長良支店 岐阜第一ブロック長兼支店長 宇佐美 隆 (1984年入行)
川の流れのように。
宇佐美:やはり、Face to Face の対応が求められているのだと思います。ただ便利なだけでなく、そこに行けば会話があり、何か新たな発見や情報が得られるという支店のメリットを、お客さまに感じていただけているからでしょう。

先ほど、私がロビーでお話ししていたお客さまからも、雑談の中でいい情報を伺ったところなんですよ(笑)。地域の中で、この支店は情報交流の場としても機能しているのですね。それだけ、お客さまの暮らしの中に十六銀行が根付いているということだと思います。何しろ、この支店は110年前からあるんです。もちろん建物は新しくなりましたが、おじいさまの代からお付き合いのあるようなお客さまも多い。

ビジネスはもちろん、ご家族の結婚や新居の準備など、地域のお客さまの人生の節目ごとにお手伝いをさせていただいてきた蓄積が、支店の活気をつくり出しているのだと思いますね。これからも、お客さまとのリレーションを深めながら、こうした支店の魅力を磨き続けていきたいですね。
宇佐美:古くからの住宅街で、店舗網も充実していますから当行の地域シェアは高いですよ。資産形成や資産運用業務、住宅ローン業務など個人マーケットに強いというのが、長良支店の特徴です。

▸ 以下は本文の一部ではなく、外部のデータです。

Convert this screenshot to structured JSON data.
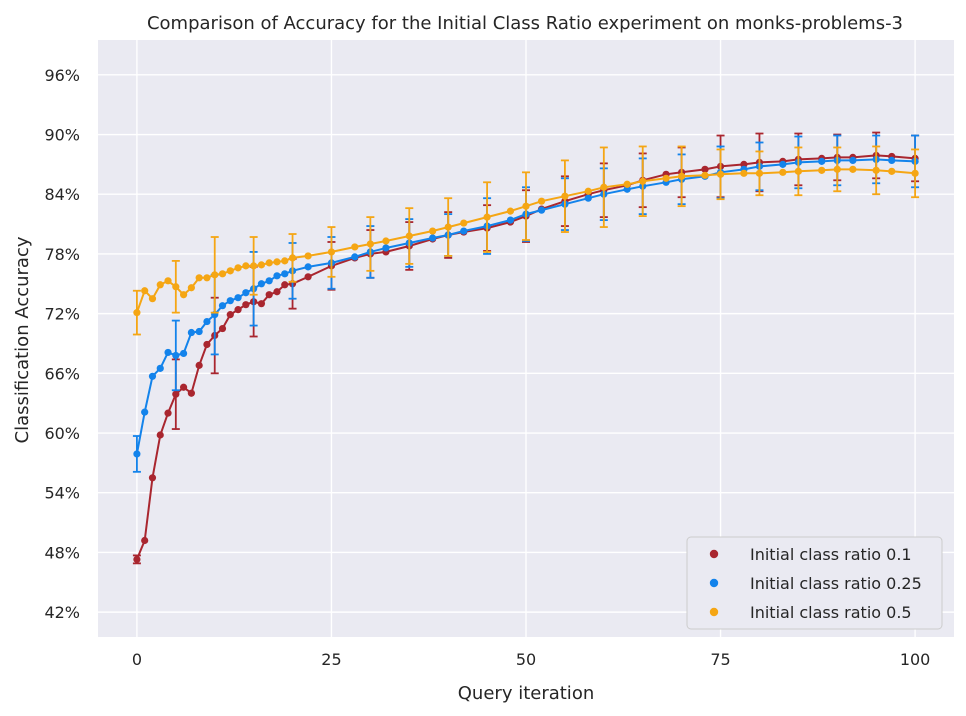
{
  "chart_data": {
    "type": "line",
    "title": "Comparison of Accuracy for the Initial Class Ratio experiment on monks-problems-3",
    "xlabel": "Query iteration",
    "ylabel": "Classification Accuracy",
    "xlim": [
      -5,
      105
    ],
    "ylim": [
      39.5,
      99.5
    ],
    "xticks": [
      0,
      25,
      50,
      75,
      100
    ],
    "yticks": [
      42,
      48,
      54,
      60,
      66,
      72,
      78,
      84,
      90,
      96
    ],
    "ytick_suffix": "%",
    "grid": true,
    "legend_position": "lower right",
    "background": "#eaeaf2",
    "series": [
      {
        "name": "Initial class ratio 0.1",
        "color": "#a9262f",
        "points": [
          [
            0,
            47.3
          ],
          [
            1,
            49.2
          ],
          [
            2,
            55.5
          ],
          [
            3,
            59.8
          ],
          [
            4,
            62.0
          ],
          [
            5,
            63.9
          ],
          [
            6,
            64.6
          ],
          [
            7,
            64.0
          ],
          [
            8,
            66.8
          ],
          [
            9,
            68.9
          ],
          [
            10,
            69.8
          ],
          [
            11,
            70.5
          ],
          [
            12,
            71.9
          ],
          [
            13,
            72.4
          ],
          [
            14,
            72.9
          ],
          [
            15,
            73.2
          ],
          [
            16,
            73.0
          ],
          [
            17,
            73.9
          ],
          [
            18,
            74.2
          ],
          [
            19,
            74.9
          ],
          [
            20,
            75.0
          ],
          [
            22,
            75.7
          ],
          [
            25,
            76.8
          ],
          [
            28,
            77.6
          ],
          [
            30,
            78.0
          ],
          [
            32,
            78.2
          ],
          [
            35,
            78.8
          ],
          [
            38,
            79.5
          ],
          [
            40,
            79.9
          ],
          [
            42,
            80.2
          ],
          [
            45,
            80.6
          ],
          [
            48,
            81.2
          ],
          [
            50,
            81.8
          ],
          [
            52,
            82.5
          ],
          [
            55,
            83.3
          ],
          [
            58,
            84.0
          ],
          [
            60,
            84.4
          ],
          [
            63,
            84.9
          ],
          [
            65,
            85.4
          ],
          [
            68,
            86.0
          ],
          [
            70,
            86.2
          ],
          [
            73,
            86.5
          ],
          [
            75,
            86.8
          ],
          [
            78,
            87.0
          ],
          [
            80,
            87.2
          ],
          [
            83,
            87.3
          ],
          [
            85,
            87.5
          ],
          [
            88,
            87.6
          ],
          [
            90,
            87.7
          ],
          [
            92,
            87.7
          ],
          [
            95,
            87.9
          ],
          [
            97,
            87.8
          ],
          [
            100,
            87.6
          ]
        ],
        "error_bars": [
          [
            0,
            47.3,
            0.4
          ],
          [
            5,
            63.9,
            3.5
          ],
          [
            10,
            69.8,
            3.8
          ],
          [
            15,
            73.2,
            3.5
          ],
          [
            20,
            75.0,
            2.5
          ],
          [
            25,
            76.8,
            2.4
          ],
          [
            30,
            78.0,
            2.4
          ],
          [
            35,
            78.8,
            2.4
          ],
          [
            40,
            79.9,
            2.3
          ],
          [
            45,
            80.6,
            2.3
          ],
          [
            50,
            81.8,
            2.6
          ],
          [
            55,
            83.3,
            2.5
          ],
          [
            60,
            84.4,
            2.7
          ],
          [
            65,
            85.4,
            2.7
          ],
          [
            70,
            86.2,
            2.5
          ],
          [
            75,
            86.8,
            3.1
          ],
          [
            80,
            87.2,
            2.9
          ],
          [
            85,
            87.5,
            2.6
          ],
          [
            90,
            87.7,
            2.3
          ],
          [
            95,
            87.9,
            2.3
          ],
          [
            100,
            87.6,
            2.3
          ]
        ]
      },
      {
        "name": "Initial class ratio 0.25",
        "color": "#1383eb",
        "points": [
          [
            0,
            57.9
          ],
          [
            1,
            62.1
          ],
          [
            2,
            65.7
          ],
          [
            3,
            66.5
          ],
          [
            4,
            68.1
          ],
          [
            5,
            67.8
          ],
          [
            6,
            68.0
          ],
          [
            7,
            70.1
          ],
          [
            8,
            70.2
          ],
          [
            9,
            71.2
          ],
          [
            10,
            71.9
          ],
          [
            11,
            72.8
          ],
          [
            12,
            73.3
          ],
          [
            13,
            73.6
          ],
          [
            14,
            74.1
          ],
          [
            15,
            74.5
          ],
          [
            16,
            75.0
          ],
          [
            17,
            75.3
          ],
          [
            18,
            75.8
          ],
          [
            19,
            76.0
          ],
          [
            20,
            76.3
          ],
          [
            22,
            76.7
          ],
          [
            25,
            77.1
          ],
          [
            28,
            77.7
          ],
          [
            30,
            78.2
          ],
          [
            32,
            78.6
          ],
          [
            35,
            79.1
          ],
          [
            38,
            79.6
          ],
          [
            40,
            79.9
          ],
          [
            42,
            80.3
          ],
          [
            45,
            80.8
          ],
          [
            48,
            81.4
          ],
          [
            50,
            82.0
          ],
          [
            52,
            82.4
          ],
          [
            55,
            83.0
          ],
          [
            58,
            83.6
          ],
          [
            60,
            84.0
          ],
          [
            63,
            84.5
          ],
          [
            65,
            84.8
          ],
          [
            68,
            85.2
          ],
          [
            70,
            85.5
          ],
          [
            73,
            85.8
          ],
          [
            75,
            86.2
          ],
          [
            78,
            86.5
          ],
          [
            80,
            86.8
          ],
          [
            83,
            87.0
          ],
          [
            85,
            87.2
          ],
          [
            88,
            87.3
          ],
          [
            90,
            87.4
          ],
          [
            92,
            87.4
          ],
          [
            95,
            87.5
          ],
          [
            97,
            87.4
          ],
          [
            100,
            87.3
          ]
        ],
        "error_bars": [
          [
            0,
            57.9,
            1.8
          ],
          [
            5,
            67.8,
            3.5
          ],
          [
            10,
            71.9,
            4.0
          ],
          [
            15,
            74.5,
            3.7
          ],
          [
            20,
            76.3,
            2.8
          ],
          [
            25,
            77.1,
            2.6
          ],
          [
            30,
            78.2,
            2.6
          ],
          [
            35,
            79.1,
            2.4
          ],
          [
            40,
            79.9,
            2.1
          ],
          [
            45,
            80.8,
            2.8
          ],
          [
            50,
            82.0,
            2.7
          ],
          [
            55,
            83.0,
            2.6
          ],
          [
            60,
            84.0,
            2.6
          ],
          [
            65,
            84.8,
            2.8
          ],
          [
            70,
            85.5,
            2.5
          ],
          [
            75,
            86.2,
            2.6
          ],
          [
            80,
            86.8,
            2.4
          ],
          [
            85,
            87.2,
            2.6
          ],
          [
            90,
            87.4,
            2.5
          ],
          [
            95,
            87.5,
            2.4
          ],
          [
            100,
            87.3,
            2.6
          ]
        ]
      },
      {
        "name": "Initial class ratio 0.5",
        "color": "#f5a614",
        "points": [
          [
            0,
            72.1
          ],
          [
            1,
            74.3
          ],
          [
            2,
            73.5
          ],
          [
            3,
            74.9
          ],
          [
            4,
            75.3
          ],
          [
            5,
            74.7
          ],
          [
            6,
            73.9
          ],
          [
            7,
            74.6
          ],
          [
            8,
            75.6
          ],
          [
            9,
            75.6
          ],
          [
            10,
            75.9
          ],
          [
            11,
            76.0
          ],
          [
            12,
            76.3
          ],
          [
            13,
            76.6
          ],
          [
            14,
            76.8
          ],
          [
            15,
            76.8
          ],
          [
            16,
            76.9
          ],
          [
            17,
            77.1
          ],
          [
            18,
            77.2
          ],
          [
            19,
            77.3
          ],
          [
            20,
            77.6
          ],
          [
            22,
            77.8
          ],
          [
            25,
            78.2
          ],
          [
            28,
            78.7
          ],
          [
            30,
            79.0
          ],
          [
            32,
            79.3
          ],
          [
            35,
            79.8
          ],
          [
            38,
            80.3
          ],
          [
            40,
            80.7
          ],
          [
            42,
            81.1
          ],
          [
            45,
            81.7
          ],
          [
            48,
            82.3
          ],
          [
            50,
            82.8
          ],
          [
            52,
            83.3
          ],
          [
            55,
            83.8
          ],
          [
            58,
            84.3
          ],
          [
            60,
            84.7
          ],
          [
            63,
            85.0
          ],
          [
            65,
            85.3
          ],
          [
            68,
            85.6
          ],
          [
            70,
            85.8
          ],
          [
            73,
            85.9
          ],
          [
            75,
            86.0
          ],
          [
            78,
            86.1
          ],
          [
            80,
            86.1
          ],
          [
            83,
            86.2
          ],
          [
            85,
            86.3
          ],
          [
            88,
            86.4
          ],
          [
            90,
            86.5
          ],
          [
            92,
            86.5
          ],
          [
            95,
            86.4
          ],
          [
            97,
            86.3
          ],
          [
            100,
            86.1
          ]
        ],
        "error_bars": [
          [
            0,
            72.1,
            2.2
          ],
          [
            5,
            74.7,
            2.6
          ],
          [
            10,
            75.9,
            3.8
          ],
          [
            15,
            76.8,
            2.9
          ],
          [
            20,
            77.6,
            2.4
          ],
          [
            25,
            78.2,
            2.5
          ],
          [
            30,
            79.0,
            2.7
          ],
          [
            35,
            79.8,
            2.8
          ],
          [
            40,
            80.7,
            2.9
          ],
          [
            45,
            81.7,
            3.5
          ],
          [
            50,
            82.8,
            3.4
          ],
          [
            55,
            83.8,
            3.6
          ],
          [
            60,
            84.7,
            4.0
          ],
          [
            65,
            85.3,
            3.5
          ],
          [
            70,
            85.8,
            3.0
          ],
          [
            75,
            86.0,
            2.5
          ],
          [
            80,
            86.1,
            2.2
          ],
          [
            85,
            86.3,
            2.4
          ],
          [
            90,
            86.5,
            2.2
          ],
          [
            95,
            86.4,
            2.4
          ],
          [
            100,
            86.1,
            2.4
          ]
        ]
      }
    ]
  }
}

一方、お客さまの高齢化や事業先の減少が進んでいるため、既存のお客さまとのリレーションを深めると同時に、若いお客さまとのお取引の拡充や、まだお取引のない事業所の開拓という課題もあります。これを解決するのは、お客さまの潜在的なニーズに、行員が気づく力だと思いますね。

お客さまはすべてをおっしゃってくださる訳ではありませんから、ニーズを察知して我々がソリューションにつなげる力が大切になる。行員一人ひとりが努力して知識やノウハウを習得するだけでなく、解決困難な問題には、その分野のスペシャリストの協力を得られるよう銀行内外でネットワークを構築することも重要だと思います。

地域も変わりますよ。まだ少し先の話ですが、2020年には東海環状自動車道が全線開通します。企業進出や観光など、ヒト・モノ・カネが大きく動くことが期待されていますから、長良エリアにも、また新たな魅力が生まれるかもしれませんね。
宇佐美:そうですね。私は、入行した当初から「支店長になるんだ」と考えていたような気がしますね。当時の支店長の考え方や方針を学んで、もし、自分が支店を任されたらどうするか? どうしていきたいのか? をいつも考えてきました。
それは、銀行に入って営業店に配属されれば、誰もが思うことじゃないでしょうか。目標を達成するために、組織や体制をつくり、行員と一緒に頂上を極めていく。キャリアを積めば積むほど、支店長という仕事の魅力は輝きを増していくと思いますよ。

自分の仕事が、部下の成長につながる。それは当然、お客さまの喜びや銀行のメリットにもなる。嬉しい仕事だと思います。また、そこで得た人とのつながりは、仕事を超えて人生の財産にもなります。それは、お客さまと一緒になって問題解決に取り組める銀行員ならではの醍醐味ではないでしょうか。


――そう言ってから、宇佐美支店長は数人の部下と打ち合わせをはじめる。ロビーでお客さまから聞いた「いい情報」の対応会議だ。支店長は状況を説明し、さらなる情報収集を指示。部下たちは足早に街へ出かけていく。

支店長のモットーは、「過ぎたるは及ぶ・・がごとし」つまり、何事も程々に、ではなく、納得できるまでとことんやる。彼の視線はもう、情報収集の次のステップを見据えている。午後の光が差し込む穏やかな店内では、若い夫婦が住宅ローンの相談カウンターに座った。二人の将来の夢が語られる。近くを流れる長良川のように、支店の時間はたゆむことなく流れ続ける。